Serre Chevalier C'è chi scivola su, e chi giù. È la storia della vita, dello sport e del ciclismo. Al Tour è un continuo rimescolarsi di carte, di sentimenti che mutano come i giorni: oggi sei un leone, domani un gattino bagnato. Ieri il leone è stato Primoz Roglic, corridore sloveno, ex campione del salto con gli sci, che salta e danza piuttosto bene anche sui pedali: scivola in alto. Per lui prima vittoria della carriera al Tour, per la sua nazione, anche.
Poi c'è il nostro Fabio Aru, che scivola giù. Per il momento dal podio. Da secondo a quarto posto della generale, dopo aver vissuto ieri una giornata amara, difficile, che gli costa 31. Adesso Froome è sempre in giallo, con 27 di vantaggio su Uran e Bardet, 53 sul campione d'Italia.
E dire che eravamo tutti molto fiduciosi, anche perché Fabio lo era: queste sono le sue salite. Spesso va al Sestriere per trascorrere lunghi periodi di allenamento. Conosce il fascino e la leggenda di queste cime: Galibier e Izoard. Ma nel ciclismo conta la storia, ma ancor di più chi sa scriverla: non raccontarla. E alla fine Fabio non se la racconta, con il volto di chi ha speso molto per limitare i danni. «Ho perso e non posso essere contento - commenta a caldo il campione italiano -. Ma il Tour finisce domenica, e io non mi arrendo. C'è ancora l'Izoard, tappa non dura, di più. Io me la voglio giocare fino alla fine», taglia corto.
Ma facciamo un passo (pardon, una pedalata) indietro. La giornata, dopo solo 20 km ecco il primo colpo di scena: Marcel Kittel, il vincitore di cinque tappe, resta coinvolto in una caduta con Barguil e Cummings. Il tedesco in maglia verde prova a ripartire, ma non ce la fa ed è costretto al ritiro. Il leader della classifica a punti diventa così Michael Matthews.
Da Kittel a Contador: altro momento di grande suggestione. Sulle alte vette del Tour, sulle pendenze della Croix de Fer è lo spagnolo che prova a dare un senso alla sua corsa e parte da lontano, con Quintana. Il Pistolero sta bene, e scalpita come nei giorni migliori. Il colombiano non riesce a tenere il passo di Contador e si stacca subito. Alberto come una furia si riporta sui 24 fuggitivi, ma proprio all'attacco del Telegraphe è costretto a mettere piede a terra e a cambiare bici per un guasto meccanico, ma anche in questo caso Alberto torna come un falco sul gruppetto di testa.

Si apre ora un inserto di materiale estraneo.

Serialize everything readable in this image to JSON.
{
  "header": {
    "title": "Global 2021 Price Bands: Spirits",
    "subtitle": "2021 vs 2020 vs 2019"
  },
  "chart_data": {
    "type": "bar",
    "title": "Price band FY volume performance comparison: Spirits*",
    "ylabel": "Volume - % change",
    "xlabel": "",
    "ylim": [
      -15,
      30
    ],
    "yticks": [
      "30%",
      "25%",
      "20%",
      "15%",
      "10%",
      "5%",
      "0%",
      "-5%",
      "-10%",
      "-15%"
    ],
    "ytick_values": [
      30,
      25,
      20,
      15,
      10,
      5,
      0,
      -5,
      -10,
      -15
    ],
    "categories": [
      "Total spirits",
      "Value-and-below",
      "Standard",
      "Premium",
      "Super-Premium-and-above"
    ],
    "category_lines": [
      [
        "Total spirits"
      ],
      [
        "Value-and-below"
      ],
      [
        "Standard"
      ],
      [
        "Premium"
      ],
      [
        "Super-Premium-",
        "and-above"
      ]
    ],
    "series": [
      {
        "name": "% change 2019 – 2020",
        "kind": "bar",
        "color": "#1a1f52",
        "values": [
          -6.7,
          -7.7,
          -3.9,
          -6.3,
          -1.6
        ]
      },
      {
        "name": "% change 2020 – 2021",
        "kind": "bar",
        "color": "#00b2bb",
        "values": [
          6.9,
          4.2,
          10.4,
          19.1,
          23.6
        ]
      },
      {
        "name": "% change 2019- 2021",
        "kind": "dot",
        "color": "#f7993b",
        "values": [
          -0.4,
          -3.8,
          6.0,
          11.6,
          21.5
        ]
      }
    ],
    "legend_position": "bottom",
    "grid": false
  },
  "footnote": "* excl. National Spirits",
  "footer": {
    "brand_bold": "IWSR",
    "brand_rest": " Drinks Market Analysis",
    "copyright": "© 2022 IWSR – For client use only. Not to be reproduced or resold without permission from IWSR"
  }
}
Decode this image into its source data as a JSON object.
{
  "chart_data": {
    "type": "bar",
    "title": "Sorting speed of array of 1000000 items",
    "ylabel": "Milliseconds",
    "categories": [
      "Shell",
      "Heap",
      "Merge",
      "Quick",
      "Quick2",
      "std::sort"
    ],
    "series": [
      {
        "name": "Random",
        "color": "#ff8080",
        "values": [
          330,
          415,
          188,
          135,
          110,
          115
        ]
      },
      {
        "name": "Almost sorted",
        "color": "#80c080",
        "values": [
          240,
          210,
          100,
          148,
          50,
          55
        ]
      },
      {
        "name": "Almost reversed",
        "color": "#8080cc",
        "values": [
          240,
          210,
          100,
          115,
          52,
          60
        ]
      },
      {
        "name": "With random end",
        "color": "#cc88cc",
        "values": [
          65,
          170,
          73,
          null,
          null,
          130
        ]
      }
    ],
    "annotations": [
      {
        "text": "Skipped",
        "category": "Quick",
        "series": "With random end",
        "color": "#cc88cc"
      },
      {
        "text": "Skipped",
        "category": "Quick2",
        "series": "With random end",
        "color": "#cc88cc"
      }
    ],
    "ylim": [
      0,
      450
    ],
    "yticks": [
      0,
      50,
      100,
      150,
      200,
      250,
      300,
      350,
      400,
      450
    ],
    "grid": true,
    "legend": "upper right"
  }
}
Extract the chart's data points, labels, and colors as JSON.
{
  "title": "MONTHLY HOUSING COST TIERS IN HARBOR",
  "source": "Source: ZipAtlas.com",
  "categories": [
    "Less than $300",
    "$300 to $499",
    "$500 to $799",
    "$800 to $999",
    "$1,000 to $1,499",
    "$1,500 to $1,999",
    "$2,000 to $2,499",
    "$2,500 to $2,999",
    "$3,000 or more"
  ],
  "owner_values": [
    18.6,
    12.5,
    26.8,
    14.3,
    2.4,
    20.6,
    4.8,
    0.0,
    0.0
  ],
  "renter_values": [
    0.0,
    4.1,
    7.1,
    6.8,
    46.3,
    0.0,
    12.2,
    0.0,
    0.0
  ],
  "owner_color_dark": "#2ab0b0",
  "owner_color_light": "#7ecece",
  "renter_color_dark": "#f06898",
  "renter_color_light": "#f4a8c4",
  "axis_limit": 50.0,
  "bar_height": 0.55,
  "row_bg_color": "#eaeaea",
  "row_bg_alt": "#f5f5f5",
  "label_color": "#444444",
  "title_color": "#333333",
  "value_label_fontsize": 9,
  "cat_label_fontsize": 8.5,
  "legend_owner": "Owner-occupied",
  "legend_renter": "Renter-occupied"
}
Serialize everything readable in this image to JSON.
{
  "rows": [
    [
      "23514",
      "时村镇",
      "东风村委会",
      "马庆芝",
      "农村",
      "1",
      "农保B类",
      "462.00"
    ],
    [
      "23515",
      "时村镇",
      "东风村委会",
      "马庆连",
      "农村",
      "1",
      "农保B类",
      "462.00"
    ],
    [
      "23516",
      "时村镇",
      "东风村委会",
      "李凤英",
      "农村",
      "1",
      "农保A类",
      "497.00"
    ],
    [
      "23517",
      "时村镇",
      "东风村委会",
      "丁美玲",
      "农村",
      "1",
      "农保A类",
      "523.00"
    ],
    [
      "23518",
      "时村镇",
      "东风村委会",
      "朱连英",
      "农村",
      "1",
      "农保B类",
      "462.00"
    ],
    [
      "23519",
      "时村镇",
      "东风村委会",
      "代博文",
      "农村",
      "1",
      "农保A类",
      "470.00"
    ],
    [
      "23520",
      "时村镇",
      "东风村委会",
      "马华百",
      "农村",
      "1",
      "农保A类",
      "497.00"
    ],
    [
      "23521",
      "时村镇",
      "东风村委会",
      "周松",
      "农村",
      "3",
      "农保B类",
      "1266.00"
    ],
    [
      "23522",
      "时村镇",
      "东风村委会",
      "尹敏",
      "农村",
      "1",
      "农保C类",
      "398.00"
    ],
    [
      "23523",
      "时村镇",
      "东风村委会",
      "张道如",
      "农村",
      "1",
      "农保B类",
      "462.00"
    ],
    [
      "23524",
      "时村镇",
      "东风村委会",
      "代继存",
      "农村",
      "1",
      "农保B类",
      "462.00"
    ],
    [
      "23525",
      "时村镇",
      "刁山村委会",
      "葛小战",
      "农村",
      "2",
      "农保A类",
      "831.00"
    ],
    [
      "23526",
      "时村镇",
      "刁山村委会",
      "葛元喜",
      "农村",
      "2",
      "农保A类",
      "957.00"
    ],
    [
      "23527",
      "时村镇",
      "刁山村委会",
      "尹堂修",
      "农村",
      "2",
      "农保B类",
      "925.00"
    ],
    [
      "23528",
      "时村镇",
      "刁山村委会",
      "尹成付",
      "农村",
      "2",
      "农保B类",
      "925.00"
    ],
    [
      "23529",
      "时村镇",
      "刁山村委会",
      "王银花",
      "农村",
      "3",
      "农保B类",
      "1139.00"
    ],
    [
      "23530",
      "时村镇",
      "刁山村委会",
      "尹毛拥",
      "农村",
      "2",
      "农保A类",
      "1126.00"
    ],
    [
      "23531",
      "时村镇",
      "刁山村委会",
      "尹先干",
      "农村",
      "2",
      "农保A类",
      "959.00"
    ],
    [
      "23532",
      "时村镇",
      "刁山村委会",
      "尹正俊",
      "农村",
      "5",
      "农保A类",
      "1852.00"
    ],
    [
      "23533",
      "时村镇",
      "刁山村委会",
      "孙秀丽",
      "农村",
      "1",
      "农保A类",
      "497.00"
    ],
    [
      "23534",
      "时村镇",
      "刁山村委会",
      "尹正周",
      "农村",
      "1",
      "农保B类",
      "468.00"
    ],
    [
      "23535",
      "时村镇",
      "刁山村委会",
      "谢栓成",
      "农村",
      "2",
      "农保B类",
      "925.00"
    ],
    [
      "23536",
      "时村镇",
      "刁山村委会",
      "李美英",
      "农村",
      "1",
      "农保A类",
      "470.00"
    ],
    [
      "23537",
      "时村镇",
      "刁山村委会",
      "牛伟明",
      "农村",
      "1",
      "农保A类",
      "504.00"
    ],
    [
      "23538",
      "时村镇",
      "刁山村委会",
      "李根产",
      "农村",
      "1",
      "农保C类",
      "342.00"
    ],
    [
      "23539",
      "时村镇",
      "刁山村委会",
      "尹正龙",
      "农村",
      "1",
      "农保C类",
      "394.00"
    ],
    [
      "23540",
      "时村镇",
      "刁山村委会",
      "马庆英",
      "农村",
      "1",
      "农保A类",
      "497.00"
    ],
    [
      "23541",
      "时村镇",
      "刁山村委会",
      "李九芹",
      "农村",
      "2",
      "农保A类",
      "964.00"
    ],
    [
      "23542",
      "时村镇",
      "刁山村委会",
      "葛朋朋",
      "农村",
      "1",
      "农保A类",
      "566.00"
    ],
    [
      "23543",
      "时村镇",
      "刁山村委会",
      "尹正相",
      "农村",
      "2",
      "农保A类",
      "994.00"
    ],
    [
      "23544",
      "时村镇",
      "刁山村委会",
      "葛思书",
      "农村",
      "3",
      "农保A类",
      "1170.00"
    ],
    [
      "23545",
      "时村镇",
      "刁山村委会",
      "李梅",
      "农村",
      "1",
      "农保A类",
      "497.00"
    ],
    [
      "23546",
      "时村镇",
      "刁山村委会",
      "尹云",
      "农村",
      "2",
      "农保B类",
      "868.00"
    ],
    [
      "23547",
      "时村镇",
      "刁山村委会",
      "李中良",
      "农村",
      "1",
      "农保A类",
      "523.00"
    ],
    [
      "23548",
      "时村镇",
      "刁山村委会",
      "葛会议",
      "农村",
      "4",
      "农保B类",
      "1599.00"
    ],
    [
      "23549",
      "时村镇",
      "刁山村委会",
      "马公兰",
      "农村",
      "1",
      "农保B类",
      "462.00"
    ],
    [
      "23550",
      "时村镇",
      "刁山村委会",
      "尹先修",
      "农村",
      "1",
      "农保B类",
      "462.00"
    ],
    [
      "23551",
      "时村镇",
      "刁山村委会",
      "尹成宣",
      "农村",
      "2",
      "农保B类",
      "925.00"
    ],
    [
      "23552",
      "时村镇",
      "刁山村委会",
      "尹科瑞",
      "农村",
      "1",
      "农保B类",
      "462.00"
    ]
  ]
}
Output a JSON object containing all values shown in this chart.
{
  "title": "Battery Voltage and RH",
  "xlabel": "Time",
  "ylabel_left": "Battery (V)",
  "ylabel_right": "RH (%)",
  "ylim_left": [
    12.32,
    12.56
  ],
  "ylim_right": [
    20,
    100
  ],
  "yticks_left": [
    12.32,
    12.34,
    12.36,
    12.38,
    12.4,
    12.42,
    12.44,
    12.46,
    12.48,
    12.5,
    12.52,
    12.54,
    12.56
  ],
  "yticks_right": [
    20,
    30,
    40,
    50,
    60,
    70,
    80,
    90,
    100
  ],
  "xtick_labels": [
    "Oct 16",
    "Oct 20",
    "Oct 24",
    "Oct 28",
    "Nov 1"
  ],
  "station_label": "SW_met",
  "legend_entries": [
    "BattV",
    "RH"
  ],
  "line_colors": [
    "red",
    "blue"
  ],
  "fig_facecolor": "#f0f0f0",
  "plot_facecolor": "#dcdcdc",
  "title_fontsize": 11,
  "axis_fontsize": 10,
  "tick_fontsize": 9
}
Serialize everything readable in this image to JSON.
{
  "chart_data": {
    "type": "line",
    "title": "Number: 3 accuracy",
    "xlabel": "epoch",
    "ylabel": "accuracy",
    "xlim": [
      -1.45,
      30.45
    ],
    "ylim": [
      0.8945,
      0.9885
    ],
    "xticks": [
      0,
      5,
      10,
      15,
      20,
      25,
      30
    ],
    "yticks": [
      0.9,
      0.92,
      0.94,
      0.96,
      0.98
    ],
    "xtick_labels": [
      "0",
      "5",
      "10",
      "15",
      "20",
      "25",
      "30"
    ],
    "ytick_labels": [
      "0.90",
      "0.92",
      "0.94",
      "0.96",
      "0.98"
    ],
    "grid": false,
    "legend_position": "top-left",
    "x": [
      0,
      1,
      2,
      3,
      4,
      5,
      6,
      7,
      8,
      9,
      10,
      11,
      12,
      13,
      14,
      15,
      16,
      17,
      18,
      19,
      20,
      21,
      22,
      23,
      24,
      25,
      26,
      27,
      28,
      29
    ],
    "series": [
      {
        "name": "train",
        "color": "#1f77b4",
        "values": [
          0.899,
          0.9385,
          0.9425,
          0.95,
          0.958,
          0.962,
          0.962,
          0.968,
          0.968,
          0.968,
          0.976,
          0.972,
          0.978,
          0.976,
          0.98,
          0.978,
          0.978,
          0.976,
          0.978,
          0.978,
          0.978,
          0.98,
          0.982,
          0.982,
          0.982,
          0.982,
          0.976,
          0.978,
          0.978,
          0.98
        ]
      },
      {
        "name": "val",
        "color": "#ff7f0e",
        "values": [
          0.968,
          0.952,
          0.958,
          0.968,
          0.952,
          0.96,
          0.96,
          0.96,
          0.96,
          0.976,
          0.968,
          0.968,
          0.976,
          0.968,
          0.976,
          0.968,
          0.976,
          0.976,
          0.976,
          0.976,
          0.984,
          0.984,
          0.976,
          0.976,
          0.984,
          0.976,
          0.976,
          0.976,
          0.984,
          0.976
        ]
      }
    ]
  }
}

Alle loro spalle, intanto, il dream-team della Sky rosola a fuoco alto il gruppo maglia gialla. Poi ancora Contador, che sul Galibier se ne va con Roglic, Pauwels, Atapuma, Navarro e Frank. Ma dove nel '98 spiccò il volo Marco Pantani questa volta è lo sloveno Roglic a fare il vuoto con apparente facilità. Trova la forza di involarsi tutto solo verso il traguardo transitando per primo ai 2646 metri del Souvenir Henri Desgrange, il punto più alto del Tour, mentre Contador cede e viene ripreso dal gruppetto di Froome.
Dopo Contador e Roglic, ecco il momento di Bardet. Il francesino scalpita. È il più convinto degli uomini di classifica e ci prova. Eccome che ci prova. Non una, ma tre volte. Tre attacchi decisi, uno di fila all'altro: a pagare, però, è solo il nostro Fabio Aru, che transita sul Galibier con una ventina di secondi di distacco da Froome, Bardet e Uran. E poi nella lunga picchiata verso Serre Chevalier, il sardo non trova collaborazione e vede il distacco lievitare fino a 31''. Una brutta botta.«Abbiamo perso una piccola battaglia, non la guerra», assicura Alexander Vinokourov, team-manager dell'Astana, la squadra kazaka di Aru.
Oggi c'è la cima-mito: l'Izoard.
L'ultima occasione per il nostro Fabio per provare a rimettere le cose apposto. Non deve guardare a quello che è stato, ma a quello che sarà. Guai soffermarsi su quello che è stato: non c'è domani. Se pensa a oggi, può rivedere Parigi: il podio.